SBJ/Sept. 20-26, 2010/Finance

Arizona mulls tax financing for sports projects

Camelback Ranch viewCamelback Ranch
A TIF plan could bolster Camelback Ranch spring training facility in Glendale, Ariz.
Some Phoenix-area cities and local business interests are trying to pump new life into the idea of special tax zones that earmark financing for sports complexes and other projects.
Those groups talking about reviving tax-increment financing still are trying to decide whether their proposal should help fund professional sports and retail venues, or be geared more toward high-wage jobs and industries needed to boost Arizona’s job market.

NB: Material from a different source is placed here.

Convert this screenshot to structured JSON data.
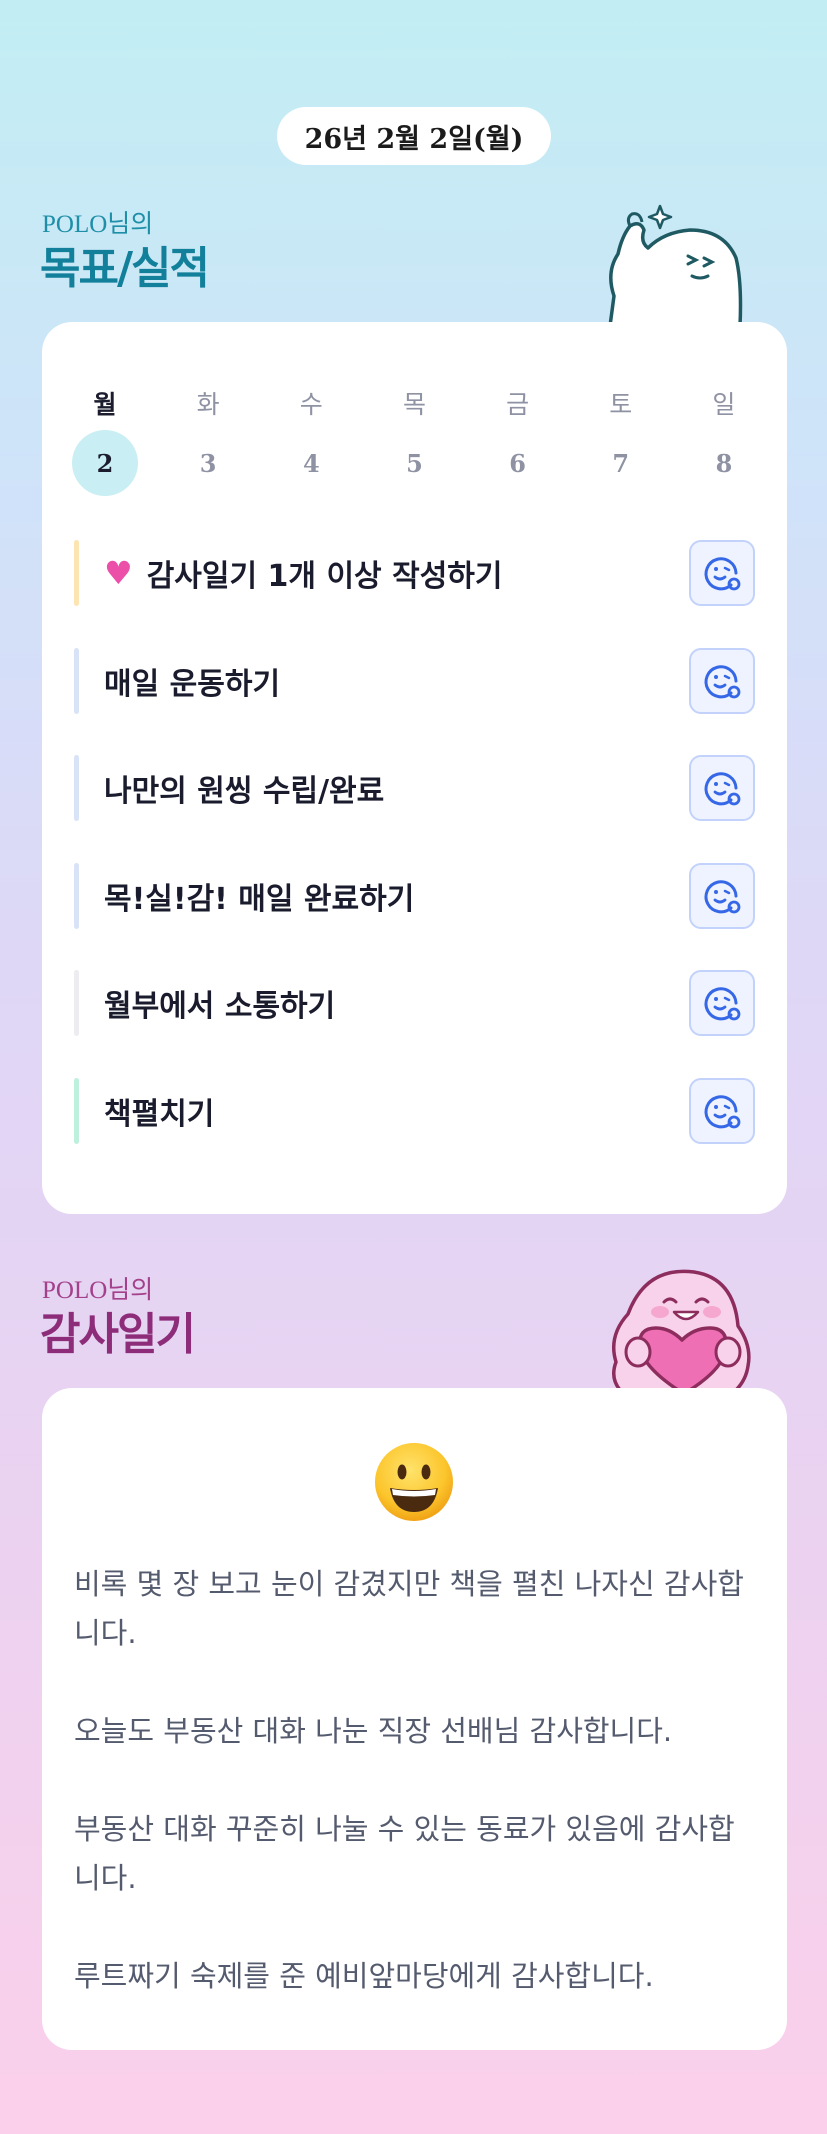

Tax-increment financing, also known as TIF, was shot down during the 2010 legislative session as a possible funding mechanism to help Westgate City Center and the Phoenix Coyotes in Glendale, Ariz., and to bankroll a new Cactus League stadium for the Chicago Cubs in Mesa, Ariz. But the idea will be proposed again when the legislature reconvenes in January, according to sources familiar with the discussions.
Arizona is the only state that lacks a statute allowing TIF mechanisms.
TIFs generally involve city governments bonding against or earmarking future tax revenue collected in a specific area for improvements or developments within that zone. The idea is that it will help provide financing for economic development projects that otherwise might not get done or could take years to complete.
The Arizona officials mapping a new TIF proposal are at a fork in the road. They could propose a tax zone plan focused on higher-wage jobs and industries such as manufacturing, aerospace and solar energy. That could include some kind of wage or project requirement to qualify for special tax financing.
Alternatively, a TIF plan could be used to help fund sports and entertainment complexes, including construction of new Cactus League ballparks; bolstering Westgate City Center, Jobing.com Arena and the Camelback Ranch spring training facility in Glendale; and boosting long-term plans by the Bidwill family, owners of the NFL Cardinals, to develop University of Phoenix Stadium parking lots into hotels, shops and office buildings.
Scott Butler, government relations director for the city of Mesa, said that the East Valley city is open to the TIF idea but doesn’t necessarily need such a plan for a new $84 million ballpark for the Cubs. Butler said TIFs could be used in addition to any Mesa financing for the Cubs.
Mesa voters will decide in November on financing plans for the Cubs’ planned new ballpark, including whether to raise the city’s hotel bed tax and use city construction money.
The city of Phoenix also might use a TIF or some other tax zone plan to help build new spring training stadiums for the Milwaukee Brewers and Oakland Athletics, Butler said. Both teams’ Cactus League leases expire soon, and they would like new or upgraded facilities.
The debate is also playing out in Glendale, which is looking for ways to improve the financial situations of the Coyotes and Westgate. The city is trying to work out a new arena lease with a prospective Coyotes buyer and wants to create a property tax zone to help the area. Glendale spokeswoman Julie Frisoni said the city has not been part of recent “formal meetings” about TIFs but that Glendale likes the idea of having more economic development mechanisms at its disposal.
Mike Sunnucks writes for the Phoenix Business Journal, an affiliated publication.